If enough companies and business owners stopped complaining about the economy and just PROMOTED, we would go a long way toward turning our entire economy around, not to mention putting extra money in our pockets.
Normally, I work 40-45 hours a week at my day job, and another 30 hours a week or so at my church, delivering spiritual counseling. As you can imagine, my time with my family comes at a heavy premium.
This week I’ve been off from my work with my church, enjoying some much-needed R&R and time with my kids. Yesterday, while I was playing with my son in the pool in our apartment complex, I noticed another kid playing by himself, while his mother sat in a lounge chair, texting for several minutes. After playing with my son for several more minutes, I again noticed the mother, who was now reading a book.
The entire half hour we were there, I think she said maybe 2 sentences to her son. She divided her time between her phone and her book. At first, it made me sad that she thought so little of the time she had with her son that she didn’t feel the need or desire to play or interact with him.

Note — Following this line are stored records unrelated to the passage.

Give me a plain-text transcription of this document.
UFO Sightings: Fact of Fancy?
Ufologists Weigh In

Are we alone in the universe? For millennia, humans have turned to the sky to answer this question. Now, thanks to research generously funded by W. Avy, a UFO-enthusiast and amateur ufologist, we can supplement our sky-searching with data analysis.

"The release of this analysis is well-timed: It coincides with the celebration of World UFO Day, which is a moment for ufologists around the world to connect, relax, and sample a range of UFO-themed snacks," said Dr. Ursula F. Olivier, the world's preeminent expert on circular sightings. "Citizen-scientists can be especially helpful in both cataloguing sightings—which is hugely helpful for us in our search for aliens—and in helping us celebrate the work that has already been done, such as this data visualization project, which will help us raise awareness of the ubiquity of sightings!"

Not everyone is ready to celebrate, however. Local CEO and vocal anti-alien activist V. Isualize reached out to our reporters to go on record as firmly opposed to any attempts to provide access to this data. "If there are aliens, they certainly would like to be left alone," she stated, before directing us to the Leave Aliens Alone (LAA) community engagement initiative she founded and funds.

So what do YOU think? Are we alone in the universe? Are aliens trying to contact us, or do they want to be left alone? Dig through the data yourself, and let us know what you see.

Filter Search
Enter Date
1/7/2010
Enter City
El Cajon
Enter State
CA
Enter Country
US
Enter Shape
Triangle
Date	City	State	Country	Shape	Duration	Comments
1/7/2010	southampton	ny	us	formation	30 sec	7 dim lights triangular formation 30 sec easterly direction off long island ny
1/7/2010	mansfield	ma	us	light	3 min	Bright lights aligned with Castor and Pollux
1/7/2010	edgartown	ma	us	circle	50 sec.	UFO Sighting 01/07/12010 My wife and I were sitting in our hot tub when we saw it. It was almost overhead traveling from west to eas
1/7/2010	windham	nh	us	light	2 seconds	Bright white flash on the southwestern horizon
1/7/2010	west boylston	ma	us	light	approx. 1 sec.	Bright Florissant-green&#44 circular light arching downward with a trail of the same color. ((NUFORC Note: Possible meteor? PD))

On the other hand, it reaffirmed the gratitude that I felt for the time I did have with my son. I haven’t always felt this way; nor have I truly appreciated the gifts that I do have.

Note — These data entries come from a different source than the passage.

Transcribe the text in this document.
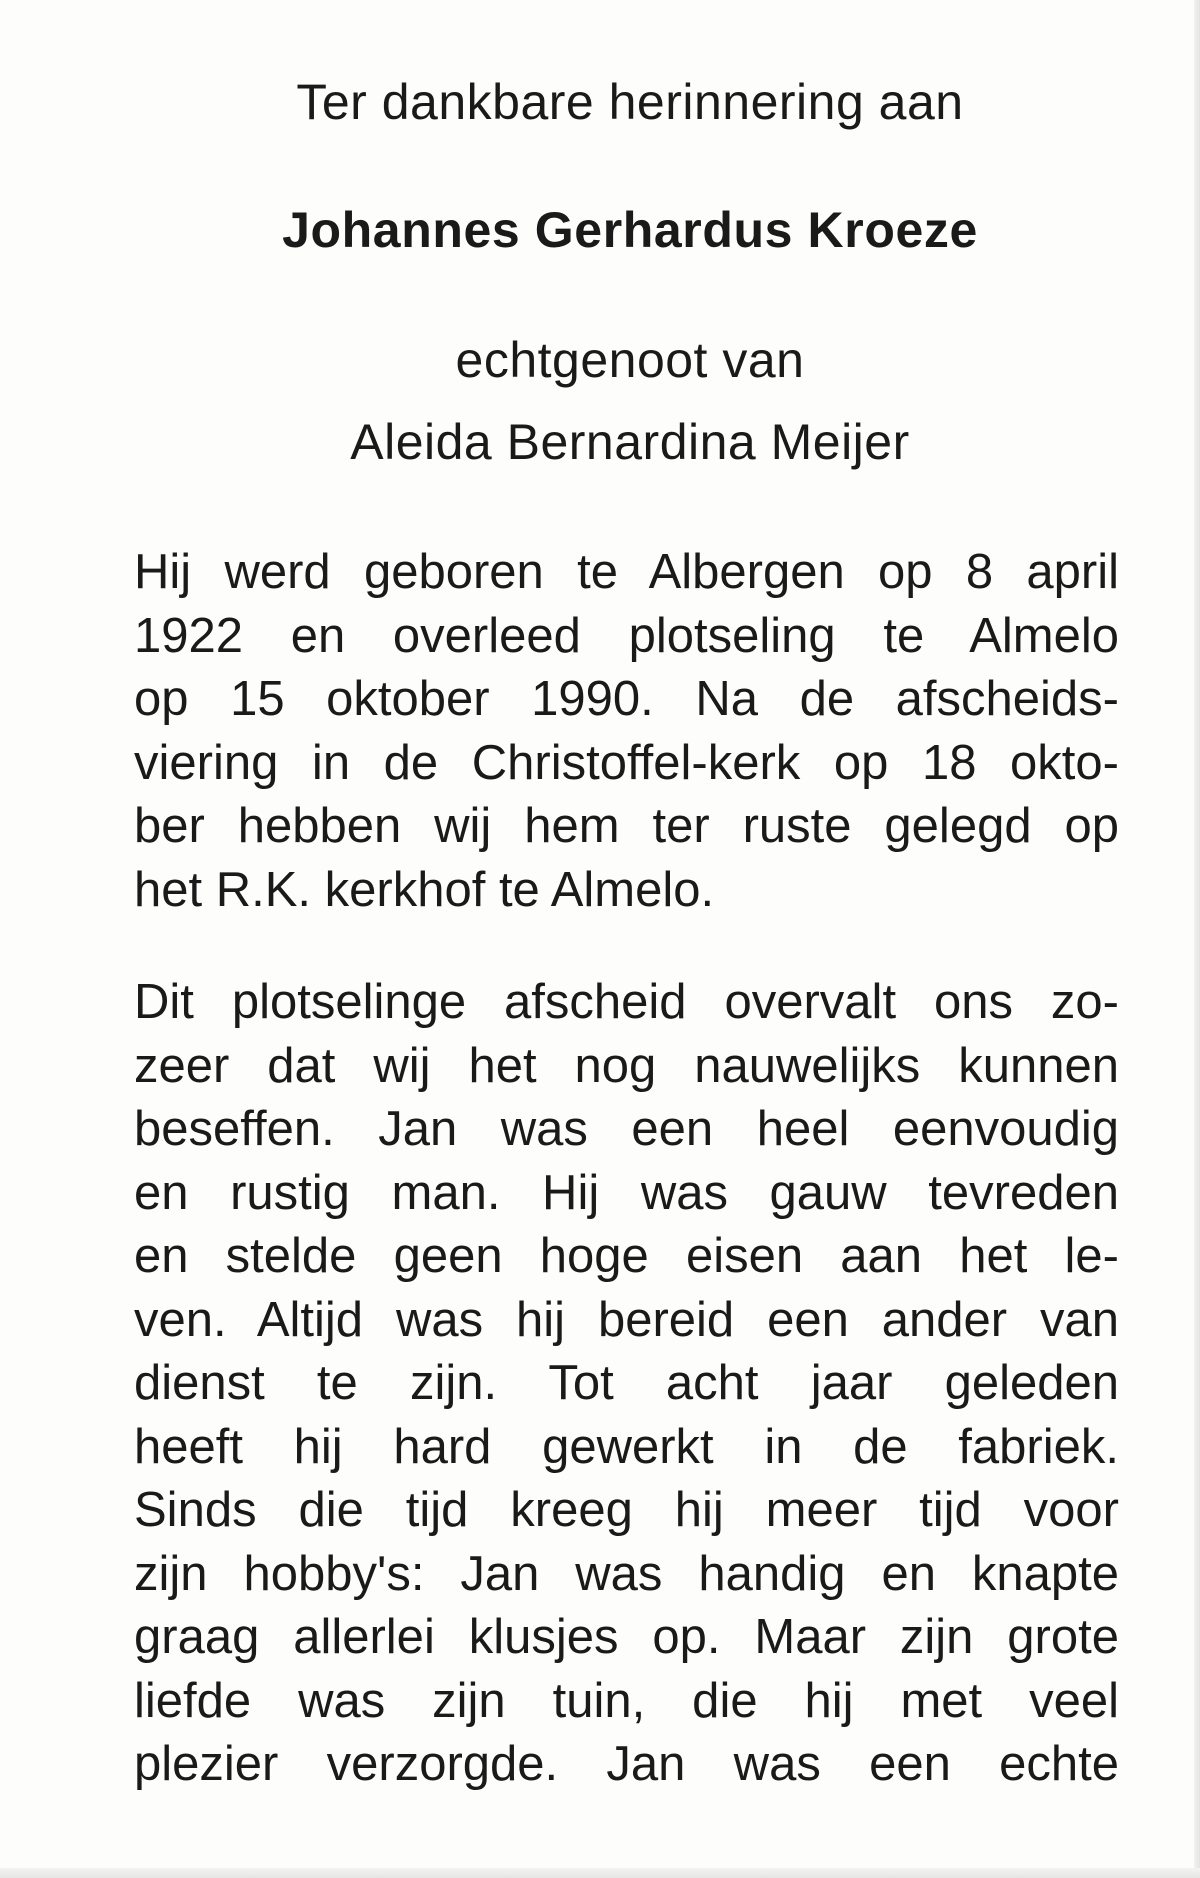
Ter dankbare herinnering aan

Johannes Gerhardus Kroeze

echtgenoot van

Aleida Bernardina Meijer

Hij werd geboren te Albergen op 8 april
1922 en overleed plotseling te Almelo
op 15 oktober 1990. Na de afscheids-
viering in de Christoffel-kerk op 18 okto-
ber hebben wij hem ter ruste gelegd op
het R.K. kerkhof te Almelo.
Dit plotselinge afscheid overvalt ons zo-
zeer dat wij het nog nauwelijks kunnen
beseffen. Jan was een heel eenvoudig
en rustig man. Hij was gauw tevreden
en stelde geen hoge eisen aan het le-
ven. Altijd was hij bereid een ander van
dienst te zijn. Tot acht jaar geleden
heeft hij hard gewerkt in de fabriek.
Sinds die tijd kreeg hij meer tijd voor
zijn hobby's: Jan was handig en knapte
graag allerlei klusjes op. Maar zijn grote
liefde was zijn tuin, die hij met veel
plezier verzorgde. Jan was een echte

In our society, we are so inundated with communication from TV, magazines, text messages, email and elsewhere that we tend to zone out a bit. Personal, one-on-one communication is becoming a lost art. Several years ago, I was at a restaurant on Friday night. I noticed a group of 5 people at a table. What struck me was, every one of them was talking on a cell phone. There were five friends out together on a Friday night, yet none of them were really there! And that was before texting and email were readily available on smartphones. Now, it’s common to see people completely oblivious to the outside world; faces transfixed at a screen about 2 feet in front of their eyes, frantically tapping out messages.
Take some time today to physically talk to someone; as in, stand in front of them and communicate. Put down the phone, ipad, etc. Shut of the TV and computer. Close your magazine or 50 Shades of Grey (or other book). Have an actual, human, face-to-face interaction with someone. Play with your kids. Enjoy someone else’s company. If you find it difficult to do, don’t worry. Instead, see it as a sign that you need to practice this much more often.
As Farris Bueller once said, “life moves pretty fast. If you don’t stop and look around once in a while, you could miss it.”
In sales as well as life, it’s important to focus on-and be grateful for- the positive things. Thank your customers for their business, no matter how small it may be. Thank your prospects for the opportunity to show them what you can do. Thank your employer for the opportunity to work for them. Thank your employees for all their hard work.
As I’ve been making a number of sales calls lately, I’ve changed my attitude about how I view the work and the people I talk to. I thank them for the time, thank them for their honesty if they are not interested, thank them for their smile, thank them for the help or information they give, and always wish them a great day.
It may sound trite, but I really believe that it has made a huge difference. I’m getting more leads, more requests for quotes, more return calls and soon, more business.
I want to take this opportunity to thank my boss for his patience, guidance and assistance. I want to thank my team for their hard work. I want to thank all of my customers, both current and future. Thanks to Pete for the opportunity you’ve given me.
I want to thank my wife for constantly trying to change me for the better. Thanks to my wonderful boys for smiling and playing with me, and keeping me young at heart. Thank you to LRH for giving me a spiritual compass that guides me. And of course, thank you to all who read this, and may your days and lives be filled with success, wonder and joy.
And, if you’ve liked this, pass it along to those you are thankful to. Better yet, write your own notes of thanks.